18. Spieltag: Pflanzenkunde für Klugscheißer

Werder Bremen – Arminia Bielefeld 1:2.

Man sagt, man solle tief durchatmen und langsam bis 10 zählen, damit sich die Wut legt. Nun sind mehr als 24 Stunden vergangen und ich fühle mich kein bisschen besser, möchte noch immer einen bitterbösen Beitrag über die Stümperei dieser Rumpeltruppe hinrotzen, statt konstruktiv Kritik zu üben. Vielleicht hilft es ja zum Einstieg, die Fakten einfach so nüchtern wie möglich zu nennen: Mit einer Niederlage gegen die Mannschaft aus der Stadt, die es nicht gibt startet Werder also in die Rückrunde.

Das zarte Pflänzchen Hoffnung, das nach dem Sieg im Pokal gegen Dortmund aufkeimte und an das man sich als Werderfan in den letzten Tagen klammern konnte, ist damit verwelkt bevor es erblühen konnte.

Doch nun genug der blumigen Ausdrucksweise. Werder bestritt dieses Spiel bedingt durch Rotsperren, Spielertransfers und Verletzungen/Erkrankungen mit einer Notelf.  An zwei dieser drei Probleme sind Mannschaft bzw. Vereinsführung selbst Schuld, doch selbst wenn nicht wäre dies keinerlei Erklärung oder gar Entschuldigung, für den Mangel an Einsatz, Laufbereitschaft und Teamgeist, den die Herren in den grünweißen Trikots da gestern über 90 Minuten vorführten. Von der spielerischen Klasse her, müsste auch die gestrige Elf gegen Bielefeld mehr als nur mithalten können.
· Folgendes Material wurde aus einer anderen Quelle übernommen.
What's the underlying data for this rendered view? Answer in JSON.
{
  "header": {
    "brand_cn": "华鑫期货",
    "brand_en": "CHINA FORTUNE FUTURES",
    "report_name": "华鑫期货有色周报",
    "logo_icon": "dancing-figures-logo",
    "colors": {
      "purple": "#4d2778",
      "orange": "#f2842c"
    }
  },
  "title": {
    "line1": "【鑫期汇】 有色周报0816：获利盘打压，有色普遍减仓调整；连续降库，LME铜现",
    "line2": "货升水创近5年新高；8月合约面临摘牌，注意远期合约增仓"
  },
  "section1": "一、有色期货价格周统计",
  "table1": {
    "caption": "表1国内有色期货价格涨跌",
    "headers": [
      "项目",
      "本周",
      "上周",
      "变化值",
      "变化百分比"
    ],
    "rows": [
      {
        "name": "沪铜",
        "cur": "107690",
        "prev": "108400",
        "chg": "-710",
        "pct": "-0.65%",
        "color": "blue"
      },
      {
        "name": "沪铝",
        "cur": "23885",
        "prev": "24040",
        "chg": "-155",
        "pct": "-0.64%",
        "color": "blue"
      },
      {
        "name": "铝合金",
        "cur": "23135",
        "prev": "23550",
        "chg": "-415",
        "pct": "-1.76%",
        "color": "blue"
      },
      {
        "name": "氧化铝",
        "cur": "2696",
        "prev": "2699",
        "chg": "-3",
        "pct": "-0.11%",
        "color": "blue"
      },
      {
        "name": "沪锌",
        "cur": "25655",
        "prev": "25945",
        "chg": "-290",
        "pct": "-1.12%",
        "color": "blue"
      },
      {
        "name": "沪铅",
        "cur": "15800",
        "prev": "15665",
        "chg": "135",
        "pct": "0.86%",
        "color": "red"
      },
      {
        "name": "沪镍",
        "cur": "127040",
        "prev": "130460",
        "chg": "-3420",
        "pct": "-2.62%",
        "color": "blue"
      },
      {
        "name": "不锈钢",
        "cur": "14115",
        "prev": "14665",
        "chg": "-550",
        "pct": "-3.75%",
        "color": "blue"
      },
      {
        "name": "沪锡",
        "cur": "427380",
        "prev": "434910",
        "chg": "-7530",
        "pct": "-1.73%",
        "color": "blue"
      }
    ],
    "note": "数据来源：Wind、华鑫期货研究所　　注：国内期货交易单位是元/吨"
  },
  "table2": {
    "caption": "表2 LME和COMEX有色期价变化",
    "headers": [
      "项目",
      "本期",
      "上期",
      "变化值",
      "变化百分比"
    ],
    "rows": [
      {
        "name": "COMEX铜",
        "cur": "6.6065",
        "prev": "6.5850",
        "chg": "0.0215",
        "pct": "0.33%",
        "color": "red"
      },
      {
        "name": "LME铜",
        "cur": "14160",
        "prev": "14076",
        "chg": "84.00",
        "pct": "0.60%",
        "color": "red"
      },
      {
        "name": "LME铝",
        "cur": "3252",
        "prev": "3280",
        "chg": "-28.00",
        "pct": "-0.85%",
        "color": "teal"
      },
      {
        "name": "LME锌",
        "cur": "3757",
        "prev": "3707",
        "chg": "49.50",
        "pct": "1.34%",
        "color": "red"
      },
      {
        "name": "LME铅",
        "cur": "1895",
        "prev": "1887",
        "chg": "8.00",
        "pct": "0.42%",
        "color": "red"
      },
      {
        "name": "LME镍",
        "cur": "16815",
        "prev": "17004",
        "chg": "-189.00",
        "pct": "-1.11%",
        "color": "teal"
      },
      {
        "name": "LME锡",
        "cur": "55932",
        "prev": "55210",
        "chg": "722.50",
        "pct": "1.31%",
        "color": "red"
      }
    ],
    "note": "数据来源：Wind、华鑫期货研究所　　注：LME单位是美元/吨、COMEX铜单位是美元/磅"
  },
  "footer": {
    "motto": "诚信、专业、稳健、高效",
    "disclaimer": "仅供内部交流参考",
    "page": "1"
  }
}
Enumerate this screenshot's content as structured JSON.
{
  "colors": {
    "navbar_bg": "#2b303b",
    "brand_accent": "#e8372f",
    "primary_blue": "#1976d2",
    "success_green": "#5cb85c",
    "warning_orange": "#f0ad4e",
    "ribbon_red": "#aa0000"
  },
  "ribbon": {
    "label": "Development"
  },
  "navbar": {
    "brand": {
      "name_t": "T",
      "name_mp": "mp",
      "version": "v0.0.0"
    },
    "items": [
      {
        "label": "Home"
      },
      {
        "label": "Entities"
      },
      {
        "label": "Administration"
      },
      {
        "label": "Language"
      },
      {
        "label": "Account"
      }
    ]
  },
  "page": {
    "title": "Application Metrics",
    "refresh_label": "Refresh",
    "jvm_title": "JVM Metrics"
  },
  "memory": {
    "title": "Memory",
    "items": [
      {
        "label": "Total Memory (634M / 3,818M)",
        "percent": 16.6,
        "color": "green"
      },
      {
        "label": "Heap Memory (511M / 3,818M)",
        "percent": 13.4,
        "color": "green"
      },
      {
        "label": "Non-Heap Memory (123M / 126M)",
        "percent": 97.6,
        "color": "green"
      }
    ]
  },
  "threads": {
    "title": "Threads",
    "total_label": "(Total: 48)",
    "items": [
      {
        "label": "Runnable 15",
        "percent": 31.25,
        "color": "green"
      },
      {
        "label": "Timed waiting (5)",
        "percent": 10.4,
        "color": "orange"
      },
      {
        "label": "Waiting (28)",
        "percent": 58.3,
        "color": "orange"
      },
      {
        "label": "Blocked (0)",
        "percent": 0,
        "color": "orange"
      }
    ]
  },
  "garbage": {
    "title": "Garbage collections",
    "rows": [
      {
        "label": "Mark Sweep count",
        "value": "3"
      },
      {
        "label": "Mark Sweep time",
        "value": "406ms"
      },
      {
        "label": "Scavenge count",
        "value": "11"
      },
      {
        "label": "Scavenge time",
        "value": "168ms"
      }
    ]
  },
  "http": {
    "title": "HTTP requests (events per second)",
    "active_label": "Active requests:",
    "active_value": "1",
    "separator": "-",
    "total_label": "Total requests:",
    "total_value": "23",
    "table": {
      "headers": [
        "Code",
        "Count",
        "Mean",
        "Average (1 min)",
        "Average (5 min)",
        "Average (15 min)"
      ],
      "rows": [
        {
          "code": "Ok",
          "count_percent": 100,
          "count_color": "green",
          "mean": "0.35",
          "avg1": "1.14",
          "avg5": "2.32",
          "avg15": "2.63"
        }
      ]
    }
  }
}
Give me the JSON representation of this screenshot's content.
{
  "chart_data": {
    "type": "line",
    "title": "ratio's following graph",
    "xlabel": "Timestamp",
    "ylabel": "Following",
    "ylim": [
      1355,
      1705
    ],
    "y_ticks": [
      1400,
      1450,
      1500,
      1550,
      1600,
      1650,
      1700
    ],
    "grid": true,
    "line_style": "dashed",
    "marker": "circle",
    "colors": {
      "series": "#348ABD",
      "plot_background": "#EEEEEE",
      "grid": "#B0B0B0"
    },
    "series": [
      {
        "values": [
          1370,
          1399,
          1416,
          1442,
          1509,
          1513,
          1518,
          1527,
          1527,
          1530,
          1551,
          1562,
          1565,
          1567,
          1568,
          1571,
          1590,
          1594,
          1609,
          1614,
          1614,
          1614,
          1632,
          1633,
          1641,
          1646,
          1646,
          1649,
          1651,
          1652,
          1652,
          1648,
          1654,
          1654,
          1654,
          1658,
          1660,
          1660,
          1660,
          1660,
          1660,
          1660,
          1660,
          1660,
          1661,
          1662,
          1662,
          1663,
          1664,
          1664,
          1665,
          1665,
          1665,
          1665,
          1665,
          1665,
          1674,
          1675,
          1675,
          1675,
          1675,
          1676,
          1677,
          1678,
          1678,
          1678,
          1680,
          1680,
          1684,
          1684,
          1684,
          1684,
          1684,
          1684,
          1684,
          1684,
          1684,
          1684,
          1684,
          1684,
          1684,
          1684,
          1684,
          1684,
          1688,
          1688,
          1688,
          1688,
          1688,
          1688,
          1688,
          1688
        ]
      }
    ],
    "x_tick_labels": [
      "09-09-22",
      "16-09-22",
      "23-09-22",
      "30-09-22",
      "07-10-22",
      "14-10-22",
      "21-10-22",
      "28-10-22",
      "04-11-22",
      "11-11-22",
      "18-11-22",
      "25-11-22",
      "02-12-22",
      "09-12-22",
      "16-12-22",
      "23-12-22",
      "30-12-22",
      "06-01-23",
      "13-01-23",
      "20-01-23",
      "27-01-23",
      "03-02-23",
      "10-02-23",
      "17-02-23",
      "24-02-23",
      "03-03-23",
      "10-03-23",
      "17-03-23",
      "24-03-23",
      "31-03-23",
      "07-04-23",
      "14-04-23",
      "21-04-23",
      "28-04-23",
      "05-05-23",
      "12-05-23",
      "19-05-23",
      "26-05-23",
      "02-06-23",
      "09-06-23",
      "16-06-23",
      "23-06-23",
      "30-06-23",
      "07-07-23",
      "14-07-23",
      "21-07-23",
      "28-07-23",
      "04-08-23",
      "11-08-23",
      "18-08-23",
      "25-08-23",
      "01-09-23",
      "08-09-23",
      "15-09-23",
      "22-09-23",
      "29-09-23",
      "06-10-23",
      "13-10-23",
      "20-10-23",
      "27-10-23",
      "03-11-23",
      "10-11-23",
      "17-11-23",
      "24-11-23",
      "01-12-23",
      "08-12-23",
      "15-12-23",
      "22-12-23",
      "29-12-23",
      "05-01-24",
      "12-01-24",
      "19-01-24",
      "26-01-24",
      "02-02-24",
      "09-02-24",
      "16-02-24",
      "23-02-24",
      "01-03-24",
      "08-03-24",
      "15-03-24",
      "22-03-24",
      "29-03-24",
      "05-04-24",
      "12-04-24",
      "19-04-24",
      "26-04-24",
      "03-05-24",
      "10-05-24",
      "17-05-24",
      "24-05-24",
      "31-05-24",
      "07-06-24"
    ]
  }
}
Es kann dafür eigentlich nur zwei Erklärungen geben: Entweder es fehlt in der Mannschaft der unbedingte Wille zum Erfolg oder die Spieler können diesen Willen einfach nicht auf den Fußballplatz übertragen. Ich weiß nicht, was schlimmer wäre. In jedem Fall handelt es sich um ein Einstellungsproblem.

Es ist selbst für Trainer und Betreuer schwer zu beurteilen, was in den Köpfen der Spieler vorgeht. Mentaltrainer und Mannschaftspsychologen sind heute in der Bundesliga Gang und Gäbe. Sie können aber nur bedingt auf die Spieler einwirken und sind letztendlich vor allem vom deren Willen abhängig, sich um Hilfe zu bemühen und diese dann auch anzunehmen.

In Fußballerkreisen ist der Zusammenhang zwischen Psychologie und Leistung immer noch nicht so ganz verstanden worden. Vielfach gilt noch die Auffassung: Die müssen einfach nur mehr rennen. Dabei können die Gründe (und demnach auch die geeigneten Maßnahmen, ihnen entgegen zu wirken) für schwache Leistungen sehr vielfältig sein. Der eine braucht vielleicht einen Tritt in den Hintern, der andere mehr Zuspruch von Trainern und Kollegen und der Dritte benötigt Hilfe beim Umgang mit seiner Nervosität in 1 gegen 1 Situationen.

Kurzum: Es ist unmöglich, aus der Entfernung zu sagen, was Werder verändern muss, um in Zukunft wieder erfolgreicher zu werden. Als Fan bleibt einem nur das, was man sowieso am liebsten tut: Spekulieren und Klugscheißern. Der Trainerstab muss jedoch die Antworten auf diese Fragen finden. Bislang hat Thomas Schaaf meist bewiesen, dass er das kann. Doch auch wenn er derzeit nicht akut um seinen Job fürchten muss, wird er letztendlich von der Vereinsführung an den Ergebnissen gemessen und nicht an deren Ursachen.